Sedat Peker’in skandal açıklamaları, Türk medyasında geniş analizlerle kamuoyuna anlatılıyor.
Arap dünyasının saygın gazetelerinden Arab News, konuyu Eski Dışişleri Bakanı ve AKP kurucu üyelerinden Yaşar Yakış’ın ‘Erdoğan’ın AKP’sinin karanlık dünyasının kapağı kaldırıldı’ başlıklı analiziyle gündeme taşıdı.
Yaşar Yakış’ın kaleme aldığı makalede, yeraltı dünyasının tanınmış ismi Sedat Peker’in açıklamaları, Türkiye’deki yolsuzlukların, düzensizliklerin, hukukun üstünlüğünün yok edilmesinin, güvenlik ve yargı arasındaki rekabetin su yüzüne çıkması olarak değerlendirildi.
”Peker, kampanyasını video çekerek ve sosyal medya aracılığıyla yürütüyor. Milyonlarca takipçi tarafından izleniyor. İfşa ettiği şeylerin çoğu, geçmişte zaten sızdırılmış olaylarla ilgili, ancak bu kez bu tür yasadışı eylemleri işleyen bir aktör tarafından seslendiriliyor ve daha organize şekilde ifşa ediliyor.” diyen Yaşar Yakış, Peker’in AKP içindeki iki rakip güç merkezi arasındaki rekabetin kurbanı olduğunu söyledi.
Yakış, taraflardan birinin Erdoğan’ın damadı Berat Albayrak olduğunu ve Albayrak’ın Hazine Bakanlığından istifa ettiğini, hala kayıp olduğunu, diğer güç merkezinin ise Erdoğan’ın yerine geçmesi olası kabul edilen İçişleri Bakanı Süleyman Soylu olduğunu belirtiyor.
Yakış, analizini, ayrıntılarla daha da genişletiyor. AKP içindeki bölünmeden önce Peker’in, AKP’yi tanıtmak için gönüllü olduğunu, AKP hükümetin Kürtlere yönelik politikasını eleştiren bir açıklama yapan akademisyenlere, “Bu akademisyenlerin kanını sel gibi akıtacağız ve kanlarıyla duş alacağız.” dediğine yer veriyor.
Yakış’a göre, Peker yanlış ata bahis yaptı ve tutuklanacağını hissettiğinde önce Karadağ’a, sonra Kuzey Makedonya’ya, ardından Fas’a, son olarak Türkiye’nin iade anlaşması olmayan BAE’de yerleşti.

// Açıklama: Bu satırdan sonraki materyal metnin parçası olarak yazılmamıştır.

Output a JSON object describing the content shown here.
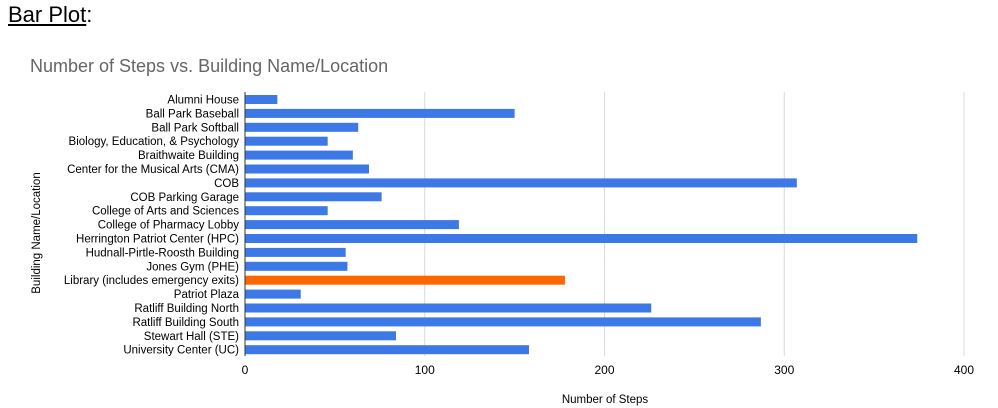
{
  "page": {
    "heading": "Bar Plot",
    "heading_suffix": ":"
  },
  "chart_data": {
    "type": "bar",
    "orientation": "horizontal",
    "title": "Number of Steps vs. Building Name/Location",
    "xlabel": "Number of Steps",
    "ylabel": "Building Name/Location",
    "xlim": [
      0,
      400
    ],
    "xticks": [
      0,
      100,
      200,
      300,
      400
    ],
    "grid": true,
    "legend": "none",
    "categories": [
      "Alumni House",
      "Ball Park Baseball",
      "Ball Park Softball",
      "Biology, Education, & Psychology",
      "Braithwaite Building",
      "Center for the Musical Arts (CMA)",
      "COB",
      "COB Parking Garage",
      "College of Arts and Sciences",
      "College of Pharmacy Lobby",
      "Herrington Patriot Center (HPC)",
      "Hudnall-Pirtle-Roosth Building",
      "Jones Gym (PHE)",
      "Library (includes emergency exits)",
      "Patriot Plaza",
      "Ratliff Building North",
      "Ratliff Building South",
      "Stewart Hall (STE)",
      "University Center (UC)"
    ],
    "values": [
      18,
      150,
      63,
      46,
      60,
      69,
      307,
      76,
      46,
      119,
      374,
      56,
      57,
      178,
      31,
      226,
      287,
      84,
      158
    ],
    "colors": {
      "default": "#3c78e6",
      "highlight": "#ff6600",
      "grid": "#d9d9d9",
      "axis": "#333333",
      "text": "#000000"
    },
    "highlight_index": 13
  }
}
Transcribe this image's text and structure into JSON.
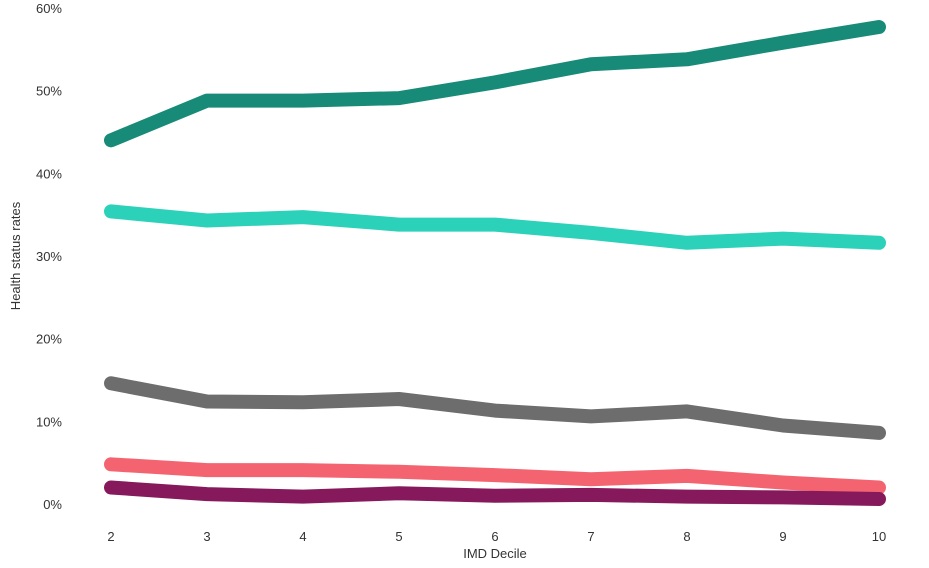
{
  "chart_data": {
    "type": "line",
    "title": "",
    "xlabel": "IMD Decile",
    "ylabel": "Health status rates",
    "x": [
      2,
      3,
      4,
      5,
      6,
      7,
      8,
      9,
      10
    ],
    "x_tick_labels": [
      "2",
      "3",
      "4",
      "5",
      "6",
      "7",
      "8",
      "9",
      "10"
    ],
    "ylim": [
      0,
      60
    ],
    "y_ticks": [
      0,
      10,
      20,
      30,
      40,
      50,
      60
    ],
    "y_tick_labels": [
      "0%",
      "10%",
      "20%",
      "30%",
      "40%",
      "50%",
      "60%"
    ],
    "grid": false,
    "legend": "none",
    "series": [
      {
        "color": "#178a78",
        "values": [
          44.0,
          48.8,
          48.8,
          49.1,
          51.0,
          53.2,
          53.8,
          55.8,
          57.7
        ]
      },
      {
        "color": "#2bd1b8",
        "values": [
          35.4,
          34.3,
          34.7,
          33.8,
          33.8,
          32.8,
          31.6,
          32.1,
          31.6
        ]
      },
      {
        "color": "#6d6d6d",
        "values": [
          14.6,
          12.4,
          12.3,
          12.7,
          11.3,
          10.6,
          11.2,
          9.5,
          8.6
        ]
      },
      {
        "color": "#f46470",
        "values": [
          4.8,
          4.1,
          4.1,
          3.9,
          3.5,
          3.0,
          3.4,
          2.6,
          2.0
        ]
      },
      {
        "color": "#86195c",
        "values": [
          2.0,
          1.2,
          0.9,
          1.3,
          1.0,
          1.1,
          0.9,
          0.8,
          0.6
        ]
      }
    ]
  }
}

Yakış, Türkiye hukuk sisteminin kalmadığını ima ederek, Cemil Çiçek’in, “Anlatılanların binde biri doğruysa ülke için büyük felaket” sözünü aktardı ve yazısını şu cümleyle bitirdi: “Bir Türk atasözü derki, minareyi çalan, kılıfını hazırlar.”